I think it’s both strange and frightening at the same time that we can live in almost complete ignorance of these deeply conflicting living conditions that exist around us. As separated as these societies are from our daily lives, they’re still just as real, and just as relevant. As I briefly touched on last week, resolving complex conflicts and issues begins with understanding and relating to people who may not necessarily share the same views or lifestyles as we do. And if all we do against those problems is merely acknowledge their presence and throw money at the monotonous monster that is poverty without first attempting to truly relate to the people who we are normally distanced from, I don’t think we can address the greater and more fundamental issue at hand. Part of the reason why the Capitol was unsustainable in The Hunger Games was the fact that the realities of the Capitol was grossly distanced from the state of things in the districts. As much as the media separates the world of high-tech and pop culture from the stories of Haitian poverty, the recent terrorist attacks in Europe, and airline mishaps, the fact of the matter is that all of these things exist in the same reality, and that can’t be ignored. The world of new iPhones and 120-inch TVs aren’t completely separate from the world of people who choose daily between the opportunity to learn and the risk of rape. And I think these gaps in wealth and living standards can’t be fully resolved until we learn to completely accept these less-apparent sides of the world as equally relevant to our lives.

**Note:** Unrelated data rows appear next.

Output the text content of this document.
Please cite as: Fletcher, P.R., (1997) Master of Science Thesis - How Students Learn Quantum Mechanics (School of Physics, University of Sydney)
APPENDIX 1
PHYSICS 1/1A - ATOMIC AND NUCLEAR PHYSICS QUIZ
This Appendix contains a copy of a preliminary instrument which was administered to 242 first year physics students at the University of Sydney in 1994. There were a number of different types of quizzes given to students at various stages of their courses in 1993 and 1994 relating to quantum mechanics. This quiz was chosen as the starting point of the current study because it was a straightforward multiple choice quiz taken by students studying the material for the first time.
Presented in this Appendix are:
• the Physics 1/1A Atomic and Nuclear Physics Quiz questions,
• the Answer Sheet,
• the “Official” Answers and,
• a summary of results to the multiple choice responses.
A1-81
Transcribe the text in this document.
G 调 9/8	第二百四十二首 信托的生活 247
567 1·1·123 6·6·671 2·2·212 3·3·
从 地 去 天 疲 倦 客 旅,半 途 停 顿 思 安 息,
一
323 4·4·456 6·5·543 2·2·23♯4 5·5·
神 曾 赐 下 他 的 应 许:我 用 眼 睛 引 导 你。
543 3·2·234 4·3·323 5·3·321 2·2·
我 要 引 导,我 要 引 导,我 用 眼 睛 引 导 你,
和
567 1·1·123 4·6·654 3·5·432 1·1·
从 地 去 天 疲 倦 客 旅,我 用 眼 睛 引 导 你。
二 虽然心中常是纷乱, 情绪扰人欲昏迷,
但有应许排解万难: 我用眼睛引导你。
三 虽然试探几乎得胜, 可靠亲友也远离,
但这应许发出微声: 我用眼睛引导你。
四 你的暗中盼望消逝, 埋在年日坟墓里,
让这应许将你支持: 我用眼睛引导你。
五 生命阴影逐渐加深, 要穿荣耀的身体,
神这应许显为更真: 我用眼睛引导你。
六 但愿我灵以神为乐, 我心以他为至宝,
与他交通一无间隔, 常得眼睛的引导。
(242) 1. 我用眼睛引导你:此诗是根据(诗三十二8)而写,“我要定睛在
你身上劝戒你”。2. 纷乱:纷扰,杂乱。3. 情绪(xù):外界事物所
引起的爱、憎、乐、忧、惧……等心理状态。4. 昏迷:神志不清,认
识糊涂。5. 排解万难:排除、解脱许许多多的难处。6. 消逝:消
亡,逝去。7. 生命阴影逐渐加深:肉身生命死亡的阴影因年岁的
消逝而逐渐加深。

But the situation is not all bleak. In the past century, the wealth gap between the richest and the poorest nations and people in the world have decreased, and the same positive statistics apply for gaps in earnings in different countries, gaps in technology and access to the Internet, prices of critical medicines, and the discrepancies in the general standards of living. The world is neither a utopia nor a dystopia. Earth is never going to be a collection of poor districts colonized under a single wealthy power, nor is it going to be a completely peaceful coalition of equally wealthy countries. But while we’re stuck in the in-between zone, it’s always good to have a goal in the positive direction. We are the Capitol. But that doesn’t mean we’re bound to their destiny. And our efforts towards a more equal world should start with our better understanding of the world outside our daily limits.


* I’ll let this one speak for itself.

** If the entire world consumed as much resources as the United States, the world would barely sustain 2 to 3 billion people. The only reason we have 7 billion (and counting) people is because the less privileged are balancing our consumption out by, well, not consuming resources as much. Case in point: if the world’s people only consumed as much as Bangladesh, we would theoretically only need a third of the Earth for the same number of people on Earth right now.